The hon. Member for Central Edinburgh (Mr. Guy) raised the question as to what authority should be obtained before that could be done. That, of course, is a Committee point, and I am glad that he has given me notice that he intends to raise it. It will be considered and dealt with when the Bill reaches Committee. The other stage that Clause 4 deals with in Sub-section (2) is the stage when a lunatic's period of sentence has expired. The question then arises, what is to be done with him? If he should have recovered his sanity he is set free at once, but if he has not recovered his sanity the question remains whether or not he is to be taken into a criminal lunatic asylum or sent to an ordinary asylum. It is obvious that he cannot be set at liberty, more especially if he has any dangerous propensities. In fact, as the Clause stands, a certificate of two medical practitioners has to be obtained, within 14 days before the expiry of the sentence, instead of the 60 days. That is to say we are providing for up-to-date certification.

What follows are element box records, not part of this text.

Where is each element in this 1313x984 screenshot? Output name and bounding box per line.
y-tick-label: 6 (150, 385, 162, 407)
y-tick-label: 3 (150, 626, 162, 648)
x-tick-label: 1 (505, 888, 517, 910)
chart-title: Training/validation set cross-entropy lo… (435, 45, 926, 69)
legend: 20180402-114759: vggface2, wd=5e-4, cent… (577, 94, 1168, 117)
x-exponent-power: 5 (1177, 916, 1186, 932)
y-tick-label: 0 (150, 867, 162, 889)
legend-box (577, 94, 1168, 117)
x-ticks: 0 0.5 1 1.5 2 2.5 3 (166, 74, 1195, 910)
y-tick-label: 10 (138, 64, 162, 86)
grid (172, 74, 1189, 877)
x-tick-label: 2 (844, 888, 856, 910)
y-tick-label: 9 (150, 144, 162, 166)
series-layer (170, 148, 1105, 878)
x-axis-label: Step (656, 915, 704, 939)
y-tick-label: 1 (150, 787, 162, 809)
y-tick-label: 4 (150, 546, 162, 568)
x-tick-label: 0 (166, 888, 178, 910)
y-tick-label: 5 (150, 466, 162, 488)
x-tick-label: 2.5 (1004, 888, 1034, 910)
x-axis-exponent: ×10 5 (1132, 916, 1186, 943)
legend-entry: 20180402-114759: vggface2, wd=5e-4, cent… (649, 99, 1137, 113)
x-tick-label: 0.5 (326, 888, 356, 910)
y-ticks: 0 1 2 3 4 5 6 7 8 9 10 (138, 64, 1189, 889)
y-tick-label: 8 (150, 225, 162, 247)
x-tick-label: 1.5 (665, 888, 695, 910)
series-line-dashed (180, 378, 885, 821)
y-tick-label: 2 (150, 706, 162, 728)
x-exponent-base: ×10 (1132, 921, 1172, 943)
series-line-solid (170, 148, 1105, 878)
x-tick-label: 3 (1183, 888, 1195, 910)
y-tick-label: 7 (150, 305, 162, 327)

More than that, the certificate has to certify that the person is insane and that he cannot be set at liberty without danger to the public or himself and—this is an important provision—that it is advisable that he should be detained after the expiry of sentence in the criminal lunatic asylum rather than in any other asylum. We have had that power for a long time and it is interesting to note that it has only been exercised four or five times since 1920 or thereabouts. It has only been exercised in cases where to send the lunatic to an ordinary asylum would create danger not only to himself but to the persons in the asylum and where there would be danger if he escaped, which he might more readily do, from an ordinary asylum than from a criminal lunatic asylum. It has been exercised in cases of men who have been convicted over and over again of brutal sexual assaults and cases of that kind. To meet the objection which the hon. Member for Gorbals has already entered, I may state now that we are prepared in Committee to make it a requirement of Sub-section (2) that one of the certificates shall be granted by a medical practitioner who is not in the prison service. Further, to make the matter quite clear, we are prepared to insert in the Bill, as a statutory provision, what at present is the administrative practice. My hon. and gallant Friend the Member for West Fife (Mr. Milne) said the motto over the door of the asylum ought to be: Abandon hope all ye who enter here. As a matter of administrative practice, every person in that asylum is medically examined and reported on to the Secretary of State every three months and wherever sanity is recovered or wherever a person can be discharged and put in the care of friends who are able to look after him release is granted. Therefore, my hon. and learned Friend ought to choose a better motto than the one he has chosen. The other point raised by the hon. Member for Gorbals was with reference to the granting of permission for a man's own doctor or a doctor nominated by his relatives to make an examination. We are prepared to insert a provision to the effect that, before granting an order for detention, after expiry of sentence in the criminal lunatic asylum, the Secretary of State shall consider along with the other certificates, any medical report by the man's own doctor.


In order to make things quite clear, may I ask whether the Lord Advocate proposes to retain the power to detain in a criminal lunatic asylum a man after his sentence has expired?


Certainly, in the cases provided for in Sub-section (2) where it would be dangerous, not only to the man himself but to other people, to send him to an ordinary asylum where there are not the same facilities for preventing his escape or preventing him committing another crime. With these assurances, and with the assurance that I hope we shall be able to meet the points that may be raised in Committee with the same fair spirit as the hon. Member for Gorbals said my predecessor met him on a previous Bill, I trust that the House will give the Bill a Second Reading.

Bill accordingly read a Second time, and committed to a Standing Committee.

The remaining Orders were read, and postponed.